Each member has to report income from the company on their personal tax returns. Apart from that, you can choose to file taxes as an S-corp or C-corp. However, this is a less common scenario.
The instructions for this election form are provided on the IRS.gov website.
What other factors should a business owner keep in mind when comparing an LLC vs. a DBA?
Whether you operate as a sole proprietorship using a DBA or an LLC, pay attention to the state requirements. Some states are more tax-friendly on income tax, corporate taxes, and franchise taxes. But this will vary by every state.
Conclusion: Should I get a DBA or LLC?
You can have both a DBA and an LLC. A DBA is an option for when you want to use a different business name or another name than your personal name if operating as a sole proprietorship or from the legal name of your business entity if operating as another form of business entity, which may include an LLC.

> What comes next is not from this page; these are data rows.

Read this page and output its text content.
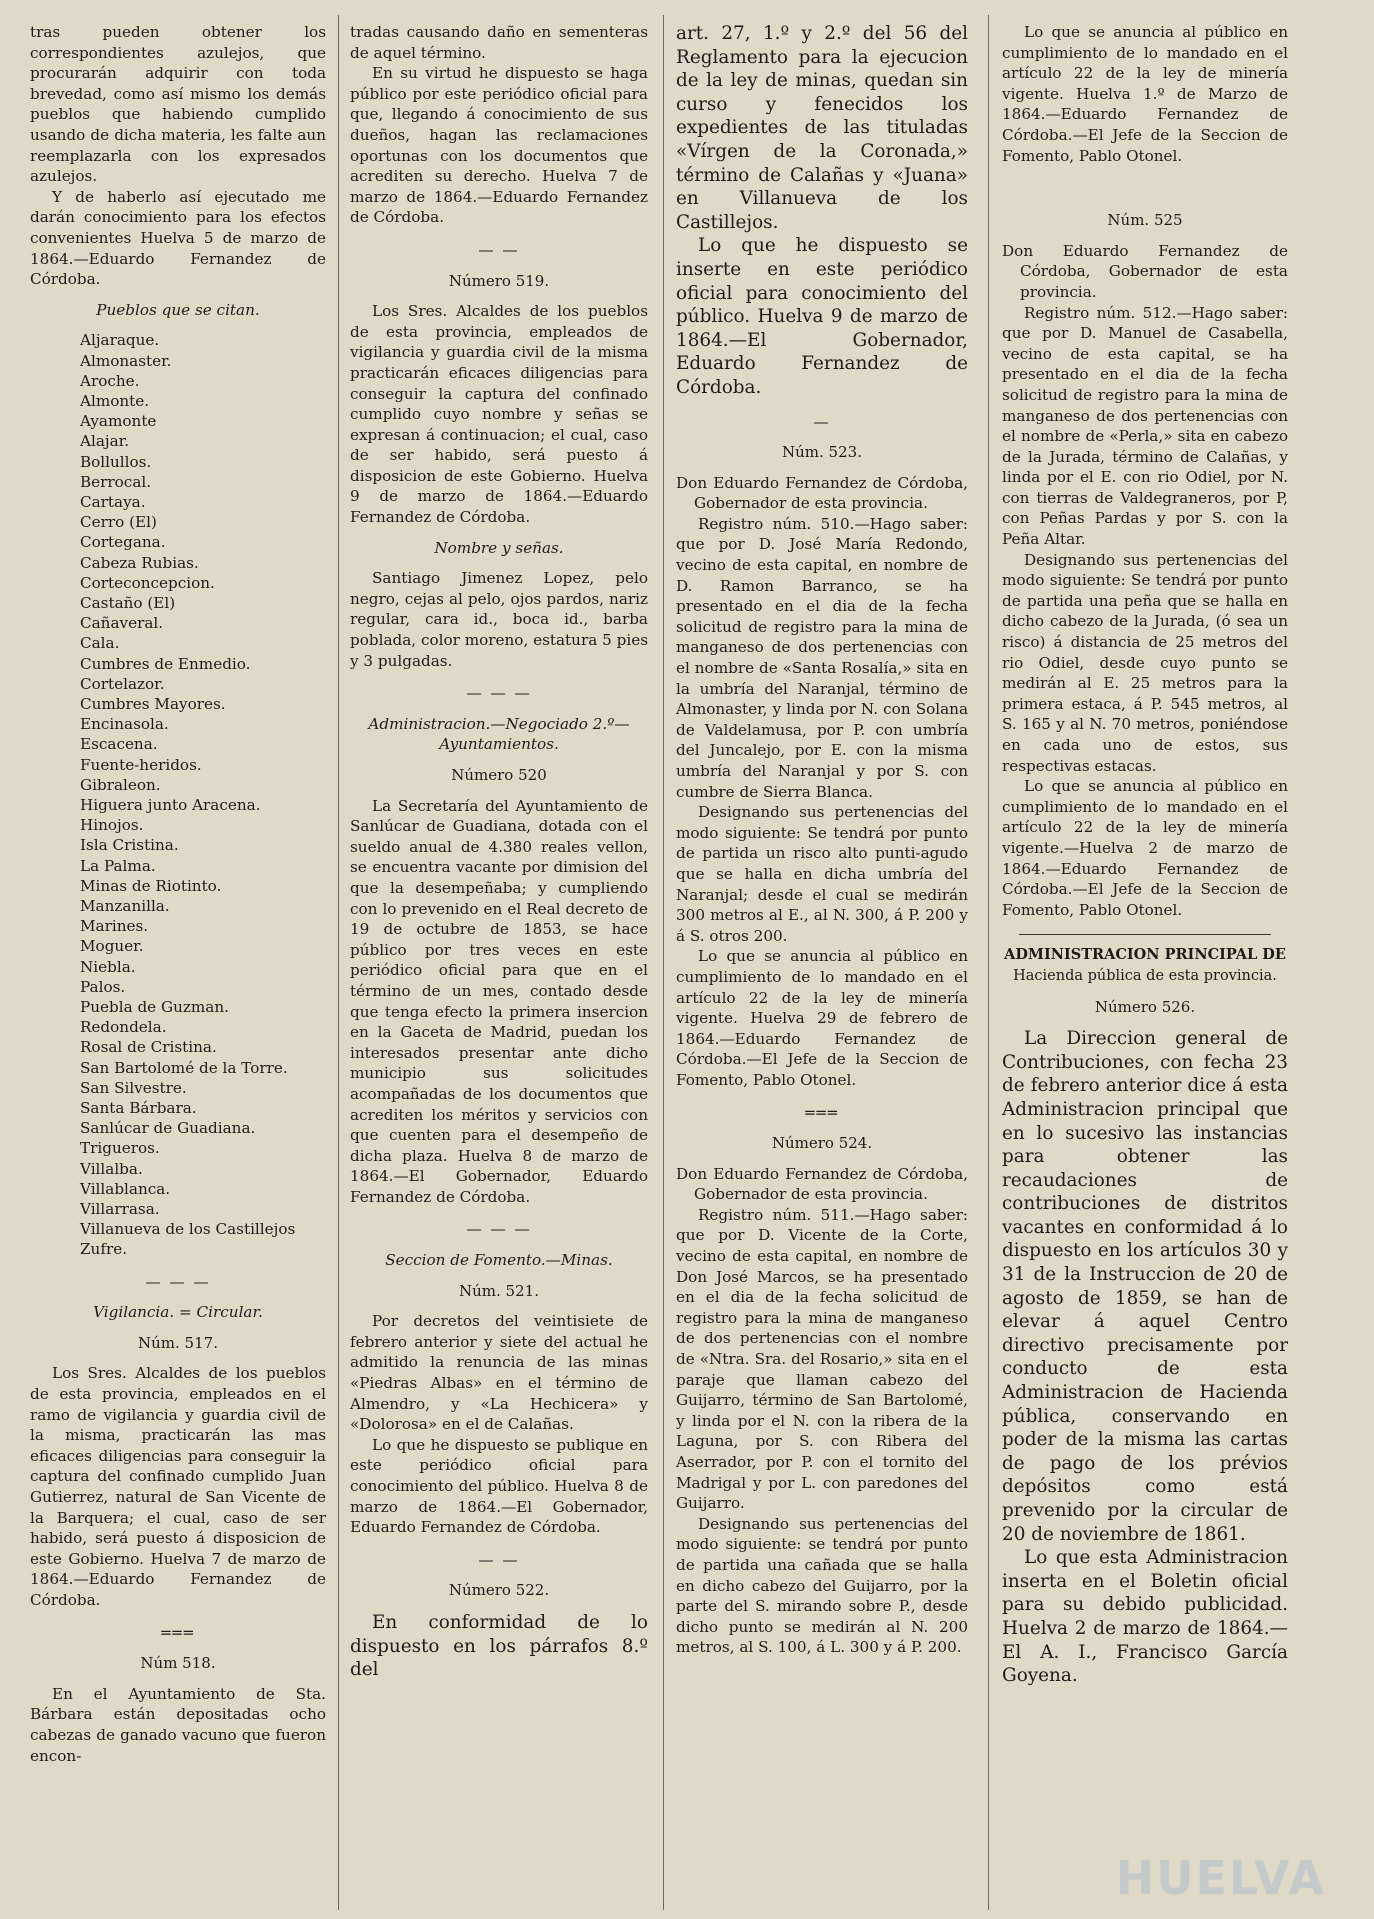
tras pueden obtener los correspondientes azulejos, que procurarán adquirir con toda brevedad, como así mismo los demás pueblos que habiendo cumplido usando de dicha materia, les falte aun reemplazarla con los expresados azulejos.

Y de haberlo así ejecutado me darán conocimiento para los efectos convenientes Huelva 5 de marzo de 1864.—Eduardo Fernandez de Córdoba.

Pueblos que se citan.
Aljaraque.
Almonaster.
Aroche.
Almonte.
Ayamonte
Alajar.
Bollullos.
Berrocal.
Cartaya.
Cerro (El)
Cortegana.
Cabeza Rubias.
Corteconcepcion.
Castaño (El)
Cañaveral.
Cala.
Cumbres de Enmedio.
Cortelazor.
Cumbres Mayores.
Encinasola.
Escacena.
Fuente-heridos.
Gibraleon.
Higuera junto Aracena.
Hinojos.
Isla Cristina.
La Palma.
Minas de Riotinto.
Manzanilla.
Marines.
Moguer.
Niebla.
Palos.
Puebla de Guzman.
Redondela.
Rosal de Cristina.
San Bartolomé de la Torre.
San Silvestre.
Santa Bárbara.
Sanlúcar de Guadiana.
Trigueros.
Villalba.
Villablanca.
Villarrasa.
Villanueva de los Castillejos
Zufre.
— — —
Vigilancia. = Circular.
Núm. 517.

Los Sres. Alcaldes de los pueblos de esta provincia, empleados en el ramo de vigilancia y guardia civil de la misma, practicarán las mas eficaces diligencias para conseguir la captura del confinado cumplido Juan Gutierrez, natural de San Vicente de la Barquera; el cual, caso de ser habido, será puesto á disposicion de este Gobierno. Huelva 7 de marzo de 1864.—Eduardo Fernandez de Córdoba.

═══
Núm 518.

En el Ayuntamiento de Sta. Bárbara están depositadas ocho cabezas de ganado vacuno que fueron encon-

tradas causando daño en sementeras de aquel término.

En su virtud he dispuesto se haga público por este periódico oficial para que, llegando á conocimiento de sus dueños, hagan las reclamaciones oportunas con los documentos que acrediten su derecho. Huelva 7 de marzo de 1864.—Eduardo Fernandez de Córdoba.

— —
Número 519.

Los Sres. Alcaldes de los pueblos de esta provincia, empleados de vigilancia y guardia civil de la misma practicarán eficaces diligencias para conseguir la captura del confinado cumplido cuyo nombre y señas se expresan á continuacion; el cual, caso de ser habido, será puesto á disposicion de este Gobierno. Huelva 9 de marzo de 1864.—Eduardo Fernandez de Córdoba.

Nombre y señas.

Santiago Jimenez Lopez, pelo negro, cejas al pelo, ojos pardos, nariz regular, cara id., boca id., barba poblada, color moreno, estatura 5 pies y 3 pulgadas.

— — —
Administracion.—Negociado 2.º—Ayuntamientos.
Número 520

La Secretaría del Ayuntamiento de Sanlúcar de Guadiana, dotada con el sueldo anual de 4.380 reales vellon, se encuentra vacante por dimision del que la desempeñaba; y cumpliendo con lo prevenido en el Real decreto de 19 de octubre de 1853, se hace público por tres veces en este periódico oficial para que en el término de un mes, contado desde que tenga efecto la primera insercion en la Gaceta de Madrid, puedan los interesados presentar ante dicho municipio sus solicitudes acompañadas de los documentos que acrediten los méritos y servicios con que cuenten para el desempeño de dicha plaza. Huelva 8 de marzo de 1864.—El Gobernador, Eduardo Fernandez de Córdoba.

— — —
Seccion de Fomento.—Minas.
Núm. 521.

Por decretos del veintisiete de febrero anterior y siete del actual he admitido la renuncia de las minas «Piedras Albas» en el término de Almendro, y «La Hechicera» y «Dolorosa» en el de Calañas.

Lo que he dispuesto se publique en este periódico oficial para conocimiento del público. Huelva 8 de marzo de 1864.—El Gobernador, Eduardo Fernandez de Córdoba.

— —
Número 522.

En conformidad de lo dispuesto en los párrafos 8.º del

art. 27, 1.º y 2.º del 56 del Reglamento para la ejecucion de la ley de minas, quedan sin curso y fenecidos los expedientes de las tituladas «Vírgen de la Coronada,» término de Calañas y «Juana» en Villanueva de los Castillejos.

Lo que he dispuesto se inserte en este periódico oficial para conocimiento del público. Huelva 9 de marzo de 1864.—El Gobernador, Eduardo Fernandez de Córdoba.

—
Núm. 523.

Don Eduardo Fernandez de Córdoba, Gobernador de esta provincia.

Registro núm. 510.—Hago saber: que por D. José María Redondo, vecino de esta capital, en nombre de D. Ramon Barranco, se ha presentado en el dia de la fecha solicitud de registro para la mina de manganeso de dos pertenencias con el nombre de «Santa Rosalía,» sita en la umbría del Naranjal, término de Almonaster, y linda por N. con Solana de Valdelamusa, por P. con umbría del Juncalejo, por E. con la misma umbría del Naranjal y por S. con cumbre de Sierra Blanca.

Designando sus pertenencias del modo siguiente: Se tendrá por punto de partida un risco alto punti-agudo que se halla en dicha umbría del Naranjal; desde el cual se medirán 300 metros al E., al N. 300, á P. 200 y á S. otros 200.

Lo que se anuncia al público en cumplimiento de lo mandado en el artículo 22 de la ley de minería vigente. Huelva 29 de febrero de 1864.—Eduardo Fernandez de Córdoba.—El Jefe de la Seccion de Fomento, Pablo Otonel.

═══
Número 524.

Don Eduardo Fernandez de Córdoba, Gobernador de esta provincia.

Registro núm. 511.—Hago saber: que por D. Vicente de la Corte, vecino de esta capital, en nombre de Don José Marcos, se ha presentado en el dia de la fecha solicitud de registro para la mina de manganeso de dos pertenencias con el nombre de «Ntra. Sra. del Rosario,» sita en el paraje que llaman cabezo del Guijarro, término de San Bartolomé, y linda por el N. con la ribera de la Laguna, por S. con Ribera del Aserrador, por P. con el tornito del Madrigal y por L. con paredones del Guijarro.

Designando sus pertenencias del modo siguiente: se tendrá por punto de partida una cañada que se halla en dicho cabezo del Guijarro, por la parte del S. mirando sobre P., desde dicho punto se medirán al N. 200 metros, al S. 100, á L. 300 y á P. 200.

Lo que se anuncia al público en cumplimiento de lo mandado en el artículo 22 de la ley de minería vigente. Huelva 1.º de Marzo de 1864.—Eduardo Fernandez de Córdoba.—El Jefe de la Seccion de Fomento, Pablo Otonel.

Núm. 525

Don Eduardo Fernandez de Córdoba, Gobernador de esta provincia.

Registro núm. 512.—Hago saber: que por D. Manuel de Casabella, vecino de esta capital, se ha presentado en el dia de la fecha solicitud de registro para la mina de manganeso de dos pertenencias con el nombre de «Perla,» sita en cabezo de la Jurada, término de Calañas, y linda por el E. con rio Odiel, por N. con tierras de Valdegraneros, por P, con Peñas Pardas y por S. con la Peña Altar.

Designando sus pertenencias del modo siguiente: Se tendrá por punto de partida una peña que se halla en dicho cabezo de la Jurada, (ó sea un risco) á distancia de 25 metros del rio Odiel, desde cuyo punto se medirán al E. 25 metros para la primera estaca, á P. 545 metros, al S. 165 y al N. 70 metros, poniéndose en cada uno de estos, sus respectivas estacas.

Lo que se anuncia al público en cumplimiento de lo mandado en el artículo 22 de la ley de minería vigente.—Huelva 2 de marzo de 1864.—Eduardo Fernandez de Córdoba.—El Jefe de la Seccion de Fomento, Pablo Otonel.

ADMINISTRACION PRINCIPAL DE
Hacienda pública de esta provincia.
Número 526.

La Direccion general de Contribuciones, con fecha 23 de febrero anterior dice á esta Administracion principal que en lo sucesivo las instancias para obtener las recaudaciones de contribuciones de distritos vacantes en conformidad á lo dispuesto en los artículos 30 y 31 de la Instruccion de 20 de agosto de 1859, se han de elevar á aquel Centro directivo precisamente por conducto de esta Administracion de Hacienda pública, conservando en poder de la misma las cartas de pago de los prévios depósitos como está prevenido por la circular de 20 de noviembre de 1861.

Lo que esta Administracion inserta en el Boletin oficial para su debido publicidad. Huelva 2 de marzo de 1864.—El A. I., Francisco García Goyena.

HUELVA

You don’t need to choose between one or the other. Instead, you should first determine what business structure is best for you and then if you need or want another business name or DBA to operate your business.
FAQs about DBA vs. LLC
Do I need both an LLC and DBA?
No, unless the business structure you have requires that. You should consider both an LLC and a DBA if your company operates several subdivisions or product lines under different brand names. In that case, having a DBA may be a compliance requirement.
What are the pros and cons of a DBA?
The pros of a DBA include ease of filing, protection of your personal identity, and the ability to secure a more brandable business name for legal use. The con is that a DBA doesn’t lend any liability protection to the business owner.
Can I turn my DBA into an LLC?
Yes, you can go from operating under a DBA as a sole proprietor to incorporating as an LLC. In that case, check the business registration requirements with your state, prepare and file the paperwork. Then pay applicable state fees and pick up your articles of incorporation in several weeks. That’s it!
Do I need a separate bank account for each DBA?
No, you don’t need to have a separate bank account for each DBA. However, some business structures will require that you have a business bank account. If you have multiple business structures or lines with different DBAs, you may need to have a separate bank account to comply with the requirements for those business structures.
What to do after getting a DBA?
After getting a DBA, you’re fully ready to run a business under a new trade name. Purchase a domain name, change your logos, open a new business bank account, and update details on customer invoices. Also, keep tabs on the DBA renewal times and dues.